If you looked inside all your friend's brains at what is on their plates, you'd see vastly different ratios and combos. There is no wrong here, I'm not into judging others lives. Some moms do a better job than me at staying on top of school stuff. Some years my plate looked different, but adding my writing changed my plate and made me much happier. Add to that fitness, and my plate got fuller. I love to cook, but depending on what is going on, we might have something pre-packaged that is still healthy. Really, with my kids, if I make a big dinner from scratch, a few will complain and I'll wonder why I bothered. Maybe pizza is what I put on their plates, because I'm not putting stressing over dinner on my plate. Do what works for your family. You plate is yours. Don't apologize for what is important or not important to you.

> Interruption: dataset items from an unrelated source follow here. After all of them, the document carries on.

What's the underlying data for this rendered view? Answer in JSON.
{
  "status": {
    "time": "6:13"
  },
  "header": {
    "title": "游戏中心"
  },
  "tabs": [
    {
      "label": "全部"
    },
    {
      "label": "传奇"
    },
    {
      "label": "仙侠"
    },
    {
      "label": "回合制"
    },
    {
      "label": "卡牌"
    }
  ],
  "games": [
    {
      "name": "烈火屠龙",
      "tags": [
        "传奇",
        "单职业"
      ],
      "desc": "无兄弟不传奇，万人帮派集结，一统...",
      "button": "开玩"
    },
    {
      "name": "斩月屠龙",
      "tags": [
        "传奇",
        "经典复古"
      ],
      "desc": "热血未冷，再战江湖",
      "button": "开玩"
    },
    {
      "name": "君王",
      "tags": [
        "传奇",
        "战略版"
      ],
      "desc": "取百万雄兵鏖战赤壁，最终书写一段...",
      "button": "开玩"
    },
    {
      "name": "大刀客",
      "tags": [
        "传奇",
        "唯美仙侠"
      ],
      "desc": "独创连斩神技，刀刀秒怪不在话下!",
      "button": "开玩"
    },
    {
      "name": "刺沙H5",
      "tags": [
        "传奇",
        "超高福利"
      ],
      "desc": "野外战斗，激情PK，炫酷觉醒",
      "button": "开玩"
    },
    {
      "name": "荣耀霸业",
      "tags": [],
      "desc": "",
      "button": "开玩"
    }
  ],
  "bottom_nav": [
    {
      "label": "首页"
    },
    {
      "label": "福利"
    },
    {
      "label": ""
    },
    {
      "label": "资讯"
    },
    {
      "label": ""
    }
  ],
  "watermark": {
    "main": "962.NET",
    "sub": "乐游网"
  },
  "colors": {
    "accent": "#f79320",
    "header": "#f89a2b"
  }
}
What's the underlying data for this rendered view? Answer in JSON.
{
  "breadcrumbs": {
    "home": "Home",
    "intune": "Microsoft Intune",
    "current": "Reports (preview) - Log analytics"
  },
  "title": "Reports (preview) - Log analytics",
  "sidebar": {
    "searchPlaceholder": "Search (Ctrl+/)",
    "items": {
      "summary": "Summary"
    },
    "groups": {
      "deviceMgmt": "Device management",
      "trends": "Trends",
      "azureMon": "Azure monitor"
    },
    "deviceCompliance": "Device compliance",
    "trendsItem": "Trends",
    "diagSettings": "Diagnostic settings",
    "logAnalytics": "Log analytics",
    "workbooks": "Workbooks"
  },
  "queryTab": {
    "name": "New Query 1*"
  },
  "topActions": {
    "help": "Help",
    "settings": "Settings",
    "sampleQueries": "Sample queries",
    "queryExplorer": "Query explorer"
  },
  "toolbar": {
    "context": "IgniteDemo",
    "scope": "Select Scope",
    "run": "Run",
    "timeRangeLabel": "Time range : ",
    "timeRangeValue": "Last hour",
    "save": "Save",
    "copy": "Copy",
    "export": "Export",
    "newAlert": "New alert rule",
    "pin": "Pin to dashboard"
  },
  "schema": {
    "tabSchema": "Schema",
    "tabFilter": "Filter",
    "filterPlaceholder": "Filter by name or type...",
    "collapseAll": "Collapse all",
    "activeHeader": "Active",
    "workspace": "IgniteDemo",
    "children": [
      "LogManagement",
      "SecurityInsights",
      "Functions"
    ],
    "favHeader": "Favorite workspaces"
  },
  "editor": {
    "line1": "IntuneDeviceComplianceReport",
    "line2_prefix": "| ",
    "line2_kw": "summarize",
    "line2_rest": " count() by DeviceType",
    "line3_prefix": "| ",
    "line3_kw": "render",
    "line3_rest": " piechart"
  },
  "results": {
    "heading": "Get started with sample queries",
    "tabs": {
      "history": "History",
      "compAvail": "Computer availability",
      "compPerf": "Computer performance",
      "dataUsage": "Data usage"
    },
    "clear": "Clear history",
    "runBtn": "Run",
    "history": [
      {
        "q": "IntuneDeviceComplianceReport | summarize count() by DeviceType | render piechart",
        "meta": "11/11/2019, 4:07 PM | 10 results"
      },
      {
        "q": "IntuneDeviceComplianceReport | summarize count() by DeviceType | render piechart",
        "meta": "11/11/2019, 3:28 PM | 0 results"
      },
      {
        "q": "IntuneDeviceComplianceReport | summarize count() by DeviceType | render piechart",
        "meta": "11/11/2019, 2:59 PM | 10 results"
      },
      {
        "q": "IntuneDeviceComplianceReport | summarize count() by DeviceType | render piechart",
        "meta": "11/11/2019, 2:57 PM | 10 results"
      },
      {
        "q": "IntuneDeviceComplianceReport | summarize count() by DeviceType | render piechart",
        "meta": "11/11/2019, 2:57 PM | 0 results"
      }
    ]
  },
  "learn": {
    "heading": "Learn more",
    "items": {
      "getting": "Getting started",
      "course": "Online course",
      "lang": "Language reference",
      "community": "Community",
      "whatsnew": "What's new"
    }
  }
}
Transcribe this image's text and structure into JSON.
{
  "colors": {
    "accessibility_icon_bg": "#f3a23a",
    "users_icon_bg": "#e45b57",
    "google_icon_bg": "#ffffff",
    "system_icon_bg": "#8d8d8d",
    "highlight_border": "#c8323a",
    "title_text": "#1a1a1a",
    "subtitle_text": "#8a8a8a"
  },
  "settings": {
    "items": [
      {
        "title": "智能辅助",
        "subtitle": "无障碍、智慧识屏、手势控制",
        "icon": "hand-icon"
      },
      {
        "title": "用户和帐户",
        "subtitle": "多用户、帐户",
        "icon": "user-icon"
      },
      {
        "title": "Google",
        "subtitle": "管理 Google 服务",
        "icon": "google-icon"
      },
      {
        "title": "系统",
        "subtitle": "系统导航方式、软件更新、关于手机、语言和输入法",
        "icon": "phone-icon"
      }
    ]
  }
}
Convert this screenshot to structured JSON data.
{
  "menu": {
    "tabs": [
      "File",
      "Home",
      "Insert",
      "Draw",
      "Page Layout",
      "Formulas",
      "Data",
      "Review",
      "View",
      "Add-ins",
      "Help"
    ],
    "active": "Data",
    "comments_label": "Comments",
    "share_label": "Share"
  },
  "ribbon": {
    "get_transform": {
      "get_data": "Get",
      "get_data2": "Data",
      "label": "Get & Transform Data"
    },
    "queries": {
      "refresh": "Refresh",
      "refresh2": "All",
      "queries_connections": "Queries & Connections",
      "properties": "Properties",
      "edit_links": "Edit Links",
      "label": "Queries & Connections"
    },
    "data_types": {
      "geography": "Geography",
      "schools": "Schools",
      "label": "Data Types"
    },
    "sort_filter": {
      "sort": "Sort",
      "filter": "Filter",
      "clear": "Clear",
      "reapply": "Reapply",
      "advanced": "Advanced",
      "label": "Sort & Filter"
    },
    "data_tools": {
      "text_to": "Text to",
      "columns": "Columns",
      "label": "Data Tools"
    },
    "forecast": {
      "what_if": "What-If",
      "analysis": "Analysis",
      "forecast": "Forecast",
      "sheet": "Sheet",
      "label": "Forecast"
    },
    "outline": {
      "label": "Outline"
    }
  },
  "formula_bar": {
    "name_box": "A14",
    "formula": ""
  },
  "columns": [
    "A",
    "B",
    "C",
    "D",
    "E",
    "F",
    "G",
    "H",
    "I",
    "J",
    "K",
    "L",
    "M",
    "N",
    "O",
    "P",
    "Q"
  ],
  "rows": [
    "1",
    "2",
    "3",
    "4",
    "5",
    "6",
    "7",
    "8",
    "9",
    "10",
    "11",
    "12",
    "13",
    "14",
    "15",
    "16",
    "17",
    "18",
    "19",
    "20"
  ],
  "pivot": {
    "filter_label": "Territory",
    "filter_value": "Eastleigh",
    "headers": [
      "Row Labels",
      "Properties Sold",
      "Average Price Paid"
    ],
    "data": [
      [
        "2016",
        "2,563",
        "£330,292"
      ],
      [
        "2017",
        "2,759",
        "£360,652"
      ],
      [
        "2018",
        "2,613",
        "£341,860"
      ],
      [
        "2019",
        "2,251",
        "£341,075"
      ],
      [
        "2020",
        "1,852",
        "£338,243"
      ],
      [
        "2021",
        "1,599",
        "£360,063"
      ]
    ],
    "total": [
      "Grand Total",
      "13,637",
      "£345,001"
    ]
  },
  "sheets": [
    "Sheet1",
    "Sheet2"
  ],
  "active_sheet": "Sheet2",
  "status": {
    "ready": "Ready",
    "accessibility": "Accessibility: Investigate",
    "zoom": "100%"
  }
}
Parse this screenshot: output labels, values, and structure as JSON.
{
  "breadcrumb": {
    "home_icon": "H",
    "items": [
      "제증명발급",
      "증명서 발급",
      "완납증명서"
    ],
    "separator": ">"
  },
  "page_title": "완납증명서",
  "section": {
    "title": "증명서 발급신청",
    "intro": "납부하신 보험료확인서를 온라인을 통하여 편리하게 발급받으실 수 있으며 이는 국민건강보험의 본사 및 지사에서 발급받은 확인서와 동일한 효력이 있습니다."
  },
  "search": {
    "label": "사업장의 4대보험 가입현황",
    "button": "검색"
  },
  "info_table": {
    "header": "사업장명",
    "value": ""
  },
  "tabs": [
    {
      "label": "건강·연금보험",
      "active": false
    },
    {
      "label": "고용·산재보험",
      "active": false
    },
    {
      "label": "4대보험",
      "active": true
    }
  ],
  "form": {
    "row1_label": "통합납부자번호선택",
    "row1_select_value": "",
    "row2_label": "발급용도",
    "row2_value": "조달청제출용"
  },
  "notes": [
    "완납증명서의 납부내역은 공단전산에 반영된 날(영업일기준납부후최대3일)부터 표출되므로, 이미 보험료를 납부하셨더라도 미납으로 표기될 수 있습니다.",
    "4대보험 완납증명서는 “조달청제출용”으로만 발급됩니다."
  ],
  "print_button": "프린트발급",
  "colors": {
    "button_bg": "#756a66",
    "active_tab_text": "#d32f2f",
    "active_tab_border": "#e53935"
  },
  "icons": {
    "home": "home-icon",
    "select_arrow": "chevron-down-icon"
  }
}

I'm always honest about my life and my shortcomings. Some women will respond with, "Oh that makes me feel so better." As in, I feel better because you're not perfect, you suck at a bunch of stuff also and I can let myself off the hook. You don't need to worry about what other women are doing if you stop comparing yourself to them. Stop doing that. It's crappy. No one wins and it doesn't honor you or them. Just rock who you are to the max and remember perfect isn't really an idea you have to live up to. It's a word. If you have a picture of what that looks like based on what someone else's life looks like... STOP! Rip up the picture in your mind and let go of all that drama. You're free to just be you.
Supermom burned her cape so there is no more perfect or comparing ourselves to others; we can all put whatever we want on our plates. Knowing who you are and what you want is having it all together. After all, being true to yourself is a super power.